Nissensohn requested the interview with police after he was convicted of 2nd degree murder in 1991 for the drug-fueled stabbing death of 46-year-old Sally Jo Tsaggaris in Tillicum, Wash.

Nissensohn said he was interested in providing law enforcement information regarding Rose’s involvement in the Graves’ killing. He said he hoped to “make a deal” with prosecutors in exchange for testimony against Rose, according to the transcript. He also expresses a desire to see Rose locked up for her involvement in the murder of Tsaggaris and Graves.

Rose acted as a principal witness against Nissensohn in the Tsaggaris murder trial.

“I want to take her down OK,” Nissensohn said in the interview.

In the 1991 interview, Nissensohn also admits that he helped dispose of Tsaggaris’ body, but says Rose killed the women during a sexual tryst while he was away obtaining drugs.

El Dorado County district attorneys have shown reluctance in the past in prosecuting Nissensohn.

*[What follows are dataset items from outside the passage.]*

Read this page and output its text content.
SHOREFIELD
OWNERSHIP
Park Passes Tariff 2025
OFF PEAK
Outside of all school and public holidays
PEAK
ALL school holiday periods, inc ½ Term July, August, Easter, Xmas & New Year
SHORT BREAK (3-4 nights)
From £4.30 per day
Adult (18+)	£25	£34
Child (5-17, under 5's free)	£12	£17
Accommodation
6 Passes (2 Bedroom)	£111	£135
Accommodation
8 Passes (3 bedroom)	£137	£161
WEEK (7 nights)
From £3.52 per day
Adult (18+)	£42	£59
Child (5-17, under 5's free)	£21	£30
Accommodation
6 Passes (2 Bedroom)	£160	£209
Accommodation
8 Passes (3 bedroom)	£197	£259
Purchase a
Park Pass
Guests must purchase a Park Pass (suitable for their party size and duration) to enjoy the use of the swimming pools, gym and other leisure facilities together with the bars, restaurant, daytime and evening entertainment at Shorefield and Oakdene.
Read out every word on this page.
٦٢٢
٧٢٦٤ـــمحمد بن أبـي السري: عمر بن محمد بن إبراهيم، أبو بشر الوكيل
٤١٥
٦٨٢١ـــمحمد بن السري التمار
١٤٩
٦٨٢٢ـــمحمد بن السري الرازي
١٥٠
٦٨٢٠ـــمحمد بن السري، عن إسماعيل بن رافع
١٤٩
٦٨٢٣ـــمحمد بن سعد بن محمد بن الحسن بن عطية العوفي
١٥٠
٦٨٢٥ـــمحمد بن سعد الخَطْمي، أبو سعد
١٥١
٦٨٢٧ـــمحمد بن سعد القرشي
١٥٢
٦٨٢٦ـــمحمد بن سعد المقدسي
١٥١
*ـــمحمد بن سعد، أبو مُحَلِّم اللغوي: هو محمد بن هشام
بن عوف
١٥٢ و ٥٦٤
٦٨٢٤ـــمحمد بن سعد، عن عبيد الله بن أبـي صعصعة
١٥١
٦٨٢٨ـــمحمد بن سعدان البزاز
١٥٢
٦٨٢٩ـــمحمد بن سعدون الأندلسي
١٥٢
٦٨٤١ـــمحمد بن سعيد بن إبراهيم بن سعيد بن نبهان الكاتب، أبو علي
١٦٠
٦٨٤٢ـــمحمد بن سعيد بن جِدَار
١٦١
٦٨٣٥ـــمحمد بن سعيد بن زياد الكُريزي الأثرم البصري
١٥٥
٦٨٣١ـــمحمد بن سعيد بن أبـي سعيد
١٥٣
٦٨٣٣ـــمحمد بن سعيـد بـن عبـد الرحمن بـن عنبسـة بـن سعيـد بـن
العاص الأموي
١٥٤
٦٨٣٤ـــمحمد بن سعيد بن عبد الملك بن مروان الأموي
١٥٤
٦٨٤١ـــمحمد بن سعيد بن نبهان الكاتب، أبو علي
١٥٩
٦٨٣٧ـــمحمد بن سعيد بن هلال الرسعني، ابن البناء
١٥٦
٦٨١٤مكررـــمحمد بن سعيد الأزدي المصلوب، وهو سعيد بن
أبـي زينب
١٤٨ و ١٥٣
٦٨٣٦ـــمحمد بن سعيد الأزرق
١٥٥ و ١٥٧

The office originally filed a murder charge against Nissensohn for the Graves murder in 1991, but the charge was dropped due to lack of evidence, said Rick Meyer, El Dorado County chief public defended, in court documents.

Former El Dorado County District Attorney Gary Lacy also reviewed the case in 1995, but did not re-file charges because of a lack of evidence, Meyer added.

Prosecutors re-filed the murder charge against Nissensohn on Jan. 29, 2008, days before Nissensohn was scheduled for release from Washington state prison after serving time for the Tsaggaris murder.

No new evidence has been brought to light since the 1995 review, Meyer said in the documents.

Gomes said he couldn’t speak to the reluctance of previous members of the district attorney’s office to prosecute the case because he was not with the office at that time, but said he is confident about obtaining a conviction.

Millard declined to comment on the case when reached by phone on Friday.